From: "J. Bruce Fields" <bfields@fieldses.org>
Subject: Re: nfs2/3 ESTALE bug on mount point (v2.6.24-rc8)
Date: Mon, 21 Jan 2008 17:08:28 -0500
Message-ID: <20080121220828.GR17468@fieldses.org>
References: <20080121193116.GM17468@fieldses.org> <200801212028.m0LKSpwA002924@agora.fsl.cs.sunysb.edu>
Mime-Version: 1.0
Content-Type: text/plain; charset=us-ascii
Cc: Trond.Myklebust@netapp.com, linux-nfs@vger.kernel.org,
	nfs@lists.sourceforge.net
To: Erez Zadok <ezk-EX0cT3Az47bauI2f2gSDlQ@public.gmane.org>
In-Reply-To: <200801212028.m0LKSpwA002924-zop+azHP2WsZjdeEBZXbMidm6ipF23ct@public.gmane.org>
Sender: linux-nfs-owner@vger.kernel.org

On Mon, Jan 21, 2008 at 03:28:51PM -0500, Erez Zadok wrote:
> In message <20080121193116.GM17468@fieldses.org>, "J. Bruce Fields" writes:
> > On Mon, Jan 21, 2008 at 01:19:30PM -0500, Erez Zadok wrote:
> > > Since around 2.6.24-rc5 or so I've had an occasional problem: I get an
> > > ESTALE error on the mount point after setting up a localhost exported mount
> > > point, and trying to mkdir something there (this is part of my setup scripts
> > > prior to running unionfs regression tests).
> > > 
> > > I'm CC'ing both client and server maintainers/list, b/c I'm not certain
> > > where the problem is.  The problem doesn't exist in 2.6.23 or earlier stable
> > > kernels.  It doesn't appear in nfs4 either, only nfs2 and nfs3.
> > > 
> > > The problem is seen intermittently, and is probably some form of a race.  I
> > > was finally able to narrow it down a bit.  I was able to write a shell
> > > script that for me reproduces the problem within a few minutes (I tried it
> > > on v2.6.24-rc8-74-ga7da60f and several different machine configurations).
> > > 
> > > I've included the shell script below.  Hopefully you can use it to track the
> > > problem down.  The mkdir command in the middle of the script is that one
> > > that'll eventually cause an ESTALE error and cause the script to abort; you
> > > can run "df" afterward to see the stale mount points.
> > > 
> > > Notes: the one anecdotal factor that seems to make the bug appear sooner is
> > > if you increase the number of total mounts that the script below creates
> > > ($MAX in the script).
> > 
> > OK, so to summarize:
> > 
> > 	1. create $MAX ext2 filesystem images, loopback-mount them, and export
> > 	   the result.
> > 	2. nfs-mount each of those $MAX exports.
> > 	3. create a directory under each of those nfs-mounts.
> > 	4. unmount and unexport
> > 
> > Repeat that a thousand times, and eventually get you ESTALE at step 3?
> 
> Your description is correct.
> 
> > I guess one step would be to see if it's possible to get a network trace
> > showing what happened in the bad case....
> 
> Here you go.  See the tcpdump in here:
> 
> 	http://agora.fsl.cs.sunysb.edu/tmp/nfs/
> 
> I captured it on an x86_64 machine using
> 
> 	tcpdump -s 0 -i lo -w tcpdump2
> 
> And it shows near the very end the ESTALE error.

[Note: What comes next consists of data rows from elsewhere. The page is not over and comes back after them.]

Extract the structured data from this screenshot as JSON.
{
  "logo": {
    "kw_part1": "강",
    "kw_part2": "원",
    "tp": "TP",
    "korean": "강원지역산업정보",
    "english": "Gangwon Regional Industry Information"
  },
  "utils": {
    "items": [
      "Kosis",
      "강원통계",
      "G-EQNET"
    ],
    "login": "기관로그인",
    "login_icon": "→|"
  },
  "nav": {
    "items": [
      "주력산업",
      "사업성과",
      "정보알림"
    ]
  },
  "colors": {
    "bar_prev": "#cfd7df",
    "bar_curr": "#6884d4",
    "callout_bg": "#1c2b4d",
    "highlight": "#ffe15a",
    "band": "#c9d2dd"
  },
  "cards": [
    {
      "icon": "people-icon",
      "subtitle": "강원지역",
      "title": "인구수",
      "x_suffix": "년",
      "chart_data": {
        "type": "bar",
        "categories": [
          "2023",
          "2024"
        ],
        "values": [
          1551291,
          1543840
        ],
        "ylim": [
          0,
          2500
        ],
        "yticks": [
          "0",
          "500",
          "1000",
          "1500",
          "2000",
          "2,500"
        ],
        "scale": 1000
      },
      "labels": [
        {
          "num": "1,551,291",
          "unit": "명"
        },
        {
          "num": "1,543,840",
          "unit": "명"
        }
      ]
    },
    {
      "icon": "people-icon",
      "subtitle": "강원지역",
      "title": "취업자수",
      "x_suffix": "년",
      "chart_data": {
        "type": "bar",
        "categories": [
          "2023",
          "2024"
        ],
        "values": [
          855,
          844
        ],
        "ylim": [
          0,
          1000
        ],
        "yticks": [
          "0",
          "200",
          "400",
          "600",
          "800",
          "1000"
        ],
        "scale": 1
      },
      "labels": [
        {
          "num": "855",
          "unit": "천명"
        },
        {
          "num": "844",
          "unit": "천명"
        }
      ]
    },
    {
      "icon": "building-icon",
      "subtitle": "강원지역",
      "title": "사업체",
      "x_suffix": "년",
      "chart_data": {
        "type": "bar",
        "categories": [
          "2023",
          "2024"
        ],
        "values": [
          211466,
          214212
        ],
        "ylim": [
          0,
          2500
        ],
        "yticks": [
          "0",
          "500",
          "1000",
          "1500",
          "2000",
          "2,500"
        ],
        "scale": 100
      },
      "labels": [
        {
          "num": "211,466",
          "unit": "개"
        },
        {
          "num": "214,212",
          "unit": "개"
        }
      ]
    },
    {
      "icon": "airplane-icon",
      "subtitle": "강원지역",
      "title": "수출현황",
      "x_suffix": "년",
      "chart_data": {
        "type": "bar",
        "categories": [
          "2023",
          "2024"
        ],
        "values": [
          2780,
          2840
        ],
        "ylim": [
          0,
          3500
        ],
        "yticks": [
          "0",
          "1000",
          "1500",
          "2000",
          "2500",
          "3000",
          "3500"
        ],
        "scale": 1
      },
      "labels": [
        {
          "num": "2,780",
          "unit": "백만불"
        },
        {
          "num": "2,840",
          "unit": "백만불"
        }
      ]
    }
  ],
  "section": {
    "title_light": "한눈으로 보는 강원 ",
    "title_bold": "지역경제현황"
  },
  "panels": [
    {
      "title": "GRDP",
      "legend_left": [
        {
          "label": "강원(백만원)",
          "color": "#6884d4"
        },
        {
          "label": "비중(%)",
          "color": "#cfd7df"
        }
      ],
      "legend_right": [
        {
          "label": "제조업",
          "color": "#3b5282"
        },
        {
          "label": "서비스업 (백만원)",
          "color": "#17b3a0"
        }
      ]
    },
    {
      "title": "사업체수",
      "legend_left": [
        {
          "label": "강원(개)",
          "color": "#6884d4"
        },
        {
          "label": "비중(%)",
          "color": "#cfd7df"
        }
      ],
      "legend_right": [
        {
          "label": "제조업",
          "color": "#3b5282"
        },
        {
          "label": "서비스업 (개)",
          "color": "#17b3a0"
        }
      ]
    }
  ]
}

Yep, thanks!  So frame 107855 has the MNT reply that returns the
filehandle in question, which is used in an ACCESS call in frame 107855
that gets an ESTALE.  Looks like an unhappy server!

> Do you think this could be related to nfs-utils?  I find that I can easily
> trigger this problem on an FC7 machine with nfs-utils-1.1.0-4.fc7 (within
> 10-30 runs of the above loop); but so far I cannot trigger the problem on an
> FC6 machine with nfs-utils-1.0.10-14.fc6 (even after 300+ runs of the above
> loop).

Yes, it's quite likely, though on a quick skim through the git logs I
don't see an obviously related commit....

--b.